After his promotion to Art Director, Chong felt he wanted to pursue his artistic aspiration after a lapse of 20 years when his focus was solely on his career.
HIS FIRST NIKON
In 2011, he bought his first camera, a Nikon D7000 for RM3, 500 which was almost his two months’ salary and began to study photography seriously.
“My forte is Black & White photography. I choose to work in dark earth tones which is unlike gothic and its dark side connotation. I began to shoot landscape and human’s placement in their environment extensively and ventured into portraiture.
His quest took him to a district in the Indian state of Bihar for two weeks on a pilgrimage trip to Bodh Gaya with friends.
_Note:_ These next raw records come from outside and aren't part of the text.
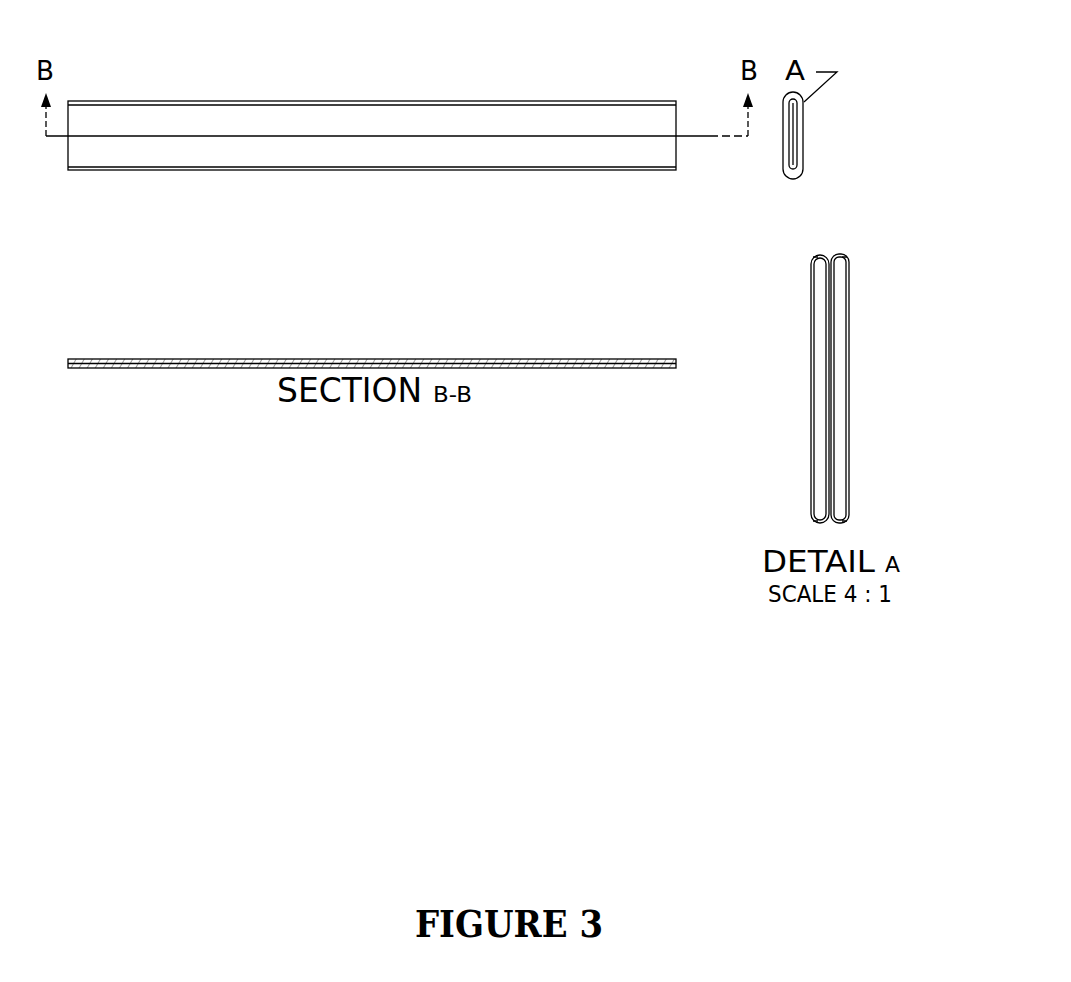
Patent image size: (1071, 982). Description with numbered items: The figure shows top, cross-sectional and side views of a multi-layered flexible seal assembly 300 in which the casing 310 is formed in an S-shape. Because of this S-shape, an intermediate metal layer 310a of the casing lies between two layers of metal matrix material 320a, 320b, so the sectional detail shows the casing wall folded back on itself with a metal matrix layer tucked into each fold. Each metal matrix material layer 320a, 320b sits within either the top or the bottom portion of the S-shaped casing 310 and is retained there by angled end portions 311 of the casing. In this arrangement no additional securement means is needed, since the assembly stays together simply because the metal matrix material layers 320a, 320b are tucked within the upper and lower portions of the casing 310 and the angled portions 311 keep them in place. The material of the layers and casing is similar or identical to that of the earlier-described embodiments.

The seal assembly 300 is at (745, 327).
The casing 310 is at (472, 120).
The intermediate metal layer 310a is at (832, 428).
The angled end portions 311 is at (842, 257).
The metal matrix material layer 320a is at (838, 373).
The metal matrix material layer 320b is at (823, 395).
“India is unlike other countries when I arrived in India, I felt I landed smack in the center of her culture, my every sense was assailed by the sights, sounds, and color.
There wasn’t a chance for a slow immersion to the culture at all.”
My first impression was chaos ~ Chong Kok Choon
I felt I was in a tight space, so cramped, noisy and dark; there are so many people everywhere.
I was stunned.
In Kolkata, there was no space for personal space.
I grew acclimatized after a few days and started to shoot. Even dressed like the locals to blend in.
I would walk, stop, sit and wait. Drinking in the environment, being with the people. Although I couldn’t converse with them, I felt I was drawn into their world. I could connect when I look into their eyes.
As a photographer I take a piece of a memory from them, it is always ‘that’ moment that captures the essence of the people who lived very hard lives with little hope,” said Chong.
Life starts by the river. Chong’s rendition of the mighty Ganges also called the Ganga River is the second largest river on the Indian subcontinent. His travels continued on the distributary of the Ganga River, the Hooghly River, and Buriganga River one of the most polluted rivers in Bangladesh.
Riveting, stark and dark, the images come cuts across all boundaries and is evocation and emotional.
FROZEN IN TIME
His photographs are moments in time. Somehow he is able to connect through his camera’s lens. Their eyes not only stared back.
I felt the weight of their stares through the photographs.
As I ventured from each photo, I began to see India and Bangladesh through Chong’s eyes. He picked up details of how industrialization has affected the lives of the locals.
There was a picture of workers chiseling rust off a ship. The din was frightful and the workers are hard of hearing.
Looking at that picture, on the left was a young man who was chiseling away, balancing on a rope high above everyone else.
Closer to the ground were men in their twenties and thirties. The smell of rust filled the air at the shipyard. One of the workers wore a handkerchief mask to protect his mouth and nose.
At the foreground an old man was sitting on a stool, chiseling away.
“He’s probably deaf from years of working, the noise no longer bothered him,” Chong said.
I look and interpreted the scene as a progression in life. The old man probably only knew this work.
He probably started young and was able to earn more money when he could work at the high level. Now that he is old, he works almost at the ground level; still eking out a living for survival.
That’s the life of the people living by the river.
Chong records the lives of the people there whose livelihood revolves around the port and shipyards.
LIFE BY THE SACRED RIVER
His art is emo. You will linger and stare hard at certain pieces, some you glance away quickly.
Strangely, there are only two pictures of the river.
I asked Chong out of curiosity “Weren’t there any burial ceremonies at the Ganges?”
Chong said there were but he didn’t photograph these out of deep respect.
Instead, he photographed the people of the city at work and at leisure, pictures of kids, tuk-tuk, and ships.
Stark and powerful.
A general worker, Ala Min from Bangladesh who was helping Chong set up the exhibition was touched when he viewed the photographs.
“I feel homesick when I see the photos of my hometown and miss my family very much,” he said.
Hin Bus Depot is opened from noon until 8.00pm on weekdays and 10 am to 11 pm on weekends.